Solche Tauschplätze sehen überall anders aus. Meist handelt es sich um wetterfeste Vitrinen. Mitunter sind es ausrangierte Telefonzellen, die originell umfunktioniert wurden. Auch in Baumstämme gesägte Fächer gibt es, bunt bemalte Holzhäuschen, Kunstobjekte mit geschützten Nischen und, und, und. Die Idee hat auch den Landkreis Donau-Ries ergriffen. Dort sind aktuell sieben Standorte sind aktuell bekannt: ● Donauwörth: Eine großräumige Vitrine – mehrsprachig beschriftet – steht auf dem Museumsplatz im Ried. Der Verein Engagierte Bürger Donauwörth (EBD) hat sie initiiert und betreut sie zusammen mit der Stadtbibliothek. Deren Leiterin Evelyn Leippert-Kutzner ist von dem System überzeugt. „Solche offenen Bücherschränke ersetzen natürlich weder Büchereien noch den Buchhandel. Aber sie sind eine gute Ergänzung und ein nettes Zusatzangebot. Die Leute mögen so etwas und Bücher erfahren dadurch Wertschätzung.“In Donauwörth funktioniert die offene Vitrine gut. Regelmäßig wird überprüft, ob die Bestände so weit in Ordnung sind und ob kein Müll dort entsorgt wird. Allzu unansehnliche Exemplare kommen raus. Rain: Die Spinde im Stadtpark Rain sind auf eine reine Privatinitiative und auf Privatgrund hin entstanden. Eine Anwohnerin, der dort ein Schrebergarten gehört, ist eine begeisterte Leseratte und wusste eines Tages nicht wohin mit ihren Büchern. Von ihren früheren Wohnorten Karlsruhe und Hamburg kannte sie die offenen Bücherschränke und übernahm die Idee für Rain. Und auch dort darf sie als Erfolg gelten. „Ich höre mehrfach am Tag die Blechtüren auf- und zugehen“, freut sich die Initiatorin über reges Interesse. „Der Bücherschrank wird sehr, sehr gut angenommen – auf jeden Fall! Und er wird gut behandelt, denn noch nie war Müll darin.“
● Nördlingen: Die rote Vitrine aus Metall und Sicherheitsglas ist ein Blickfang am Rand der Fußgängerzone/Löpsinger Straße. Karl Schaffer betreut sie ehrenamtlich und gerät ins Schwärmen darüber, wie groß die Nachfrage ist: „Manchmal wechselt ein Drittel des Bestands am Tag den Besitzer.
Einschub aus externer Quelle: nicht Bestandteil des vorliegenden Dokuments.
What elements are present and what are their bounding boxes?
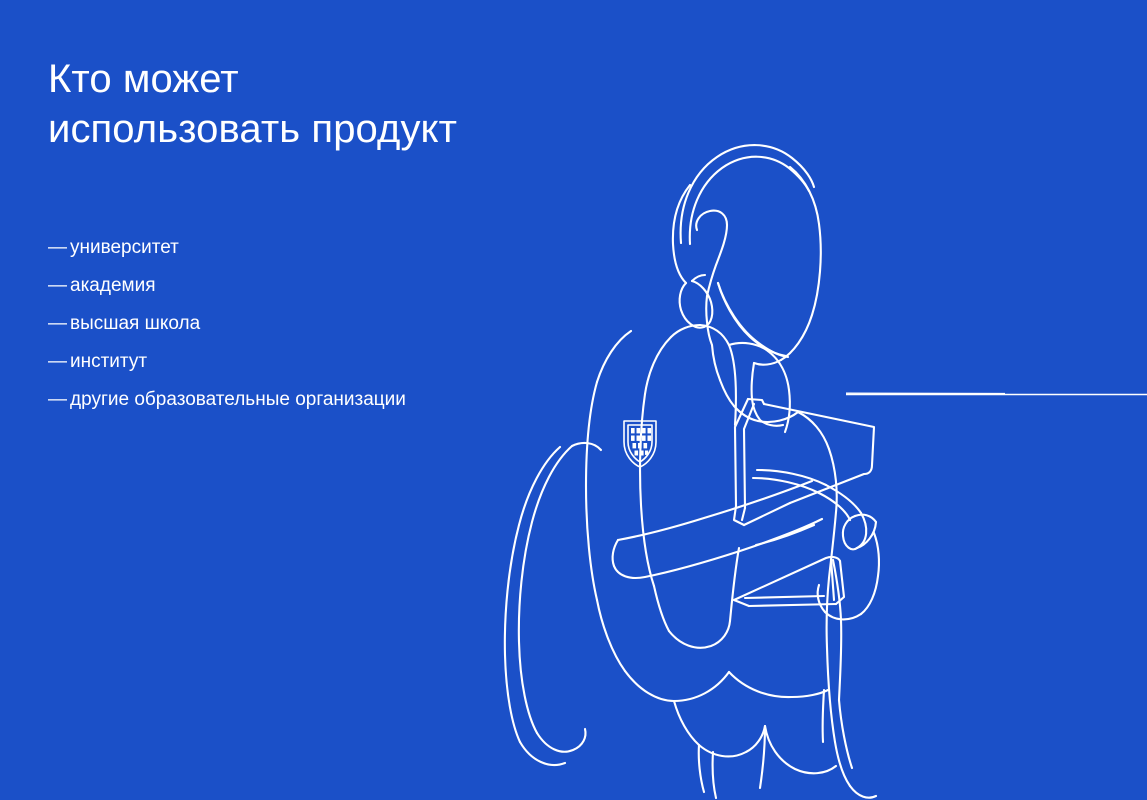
list-item: — академия [48, 272, 448, 299]
dash-icon: — [48, 310, 70, 337]
list-item-label: институт [70, 348, 448, 375]
torso-icon [674, 412, 876, 798]
list-item-label: академия [70, 272, 448, 299]
books-icon [734, 399, 874, 606]
backpack-icon [505, 325, 739, 765]
list-item: — университет [48, 234, 448, 261]
page-title: Кто может использовать продукт [48, 54, 478, 154]
dash-icon: — [48, 272, 70, 299]
backpack-strap-icon [729, 343, 790, 432]
audience-list: — университет — академия — высшая школа … [48, 234, 448, 413]
head-icon [712, 167, 821, 426]
dash-icon: — [48, 234, 70, 261]
legs-icon [699, 690, 824, 798]
list-item: — высшая школа [48, 310, 448, 337]
dash-icon: — [48, 348, 70, 375]
list-item: — другие образовательные организации [48, 386, 448, 413]
shield-badge-icon [624, 421, 656, 467]
list-item-label: высшая школа [70, 310, 448, 337]
list-item-label: другие образовательные организации [70, 386, 448, 413]
crossed-arms-icon [613, 470, 879, 619]
slide-canvas: Кто может использовать продукт — универс… [0, 0, 1147, 800]
list-item: — институт [48, 348, 448, 375]
text-column: Кто может использовать продукт [48, 54, 478, 154]
horizon-line [846, 393, 1147, 394]
list-item-label: университет [70, 234, 448, 261]
headphones-icon [673, 145, 814, 345]
dash-icon: — [48, 386, 70, 413]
Ich weiß das, weil ich mindestens einmal täglich dort vorbeischaue, zerfledderte Exemplare entferne und dafür sorge, dass es ständig ein attraktives Angebot gibt.“Da Schaffer nur zehn Meter vom offenen Bücherschrank ent- fernt wohnt, hat er die Betreuung in seinen Alltag integriert. „Um den Erfolg zu beschreiben, kann ich auch ergänzen: Die Vitrine ist abschließbar. Ich hatte aber noch nie in dreieinhalb Jahren einen Grund, sie zuzusperren.“
● Wemding: Nahe dem Karmelittinnenkloster steht in der Kapuzineranlage ein Metallschrank mit Fronten aus Sicherheitsglas. Lesebänke laden darüber hinaus zum Verweilen und Schmökern ein. Als Erfolgsgeschichte beschreibt Judith Strohhofer, die Leiterin der Tourist-Information, diese Einrichtung. „Da gibt es weder Vandalismus, noch sonstige grenzwertigen Vorfälle“, freut sie sich. „Wir erfahren immer wieder aus der Bevölkerung, wie beliebt der offene Bücherschrank ist und sehen auch immer wieder Interessierte dort stehen.“
● Buchdorf: Gleich zwei öffentliche Anlaufstellen für Bücherfreunde gibt es in Buchdorf – zusammengefasst unter dem Slogan „Buchdorfer Dorfmehr, bücher“. Offenbar gilt dort die lateinische Redenswart: „nomen est omen“(Der Name ist ein Zeichen). Der eine offene Bücherschrank ist in einer umfunktionierten Telefonzelle (Johannes-Kraus-Straße 2) am Feuerwehrhaus untergebracht. Ein Team um Ursula Kneißl-Eder kümmert sich, dass er in einem ordentlichen Zustand ist. „Das Projekt läuft richtig gut“, sagt sie, „es wird gut angenommen, und wir bekommen öfter mal Spenden.“Der zweite „Schrank“ist eine Privatinitiative in der Bürgermeister-Rößner-Straße und ist eigentlich ein Gartenhaus – ein Bücherhaus. Dort gibt es bestimmte Öffnungszeiten, zu denen sich Leseratten treffen können.
● Oettingen: Eine reine Sommeraktion ist das offene Bücherregal in Oettingen, denn es steht dort im Info-Pavillon des Freibads. Während der Öffnungszeiten tummeln sich oft viele Badegäste dort. „Es wird reger Gebrauch davon gemacht“, weiß man im Rathaus.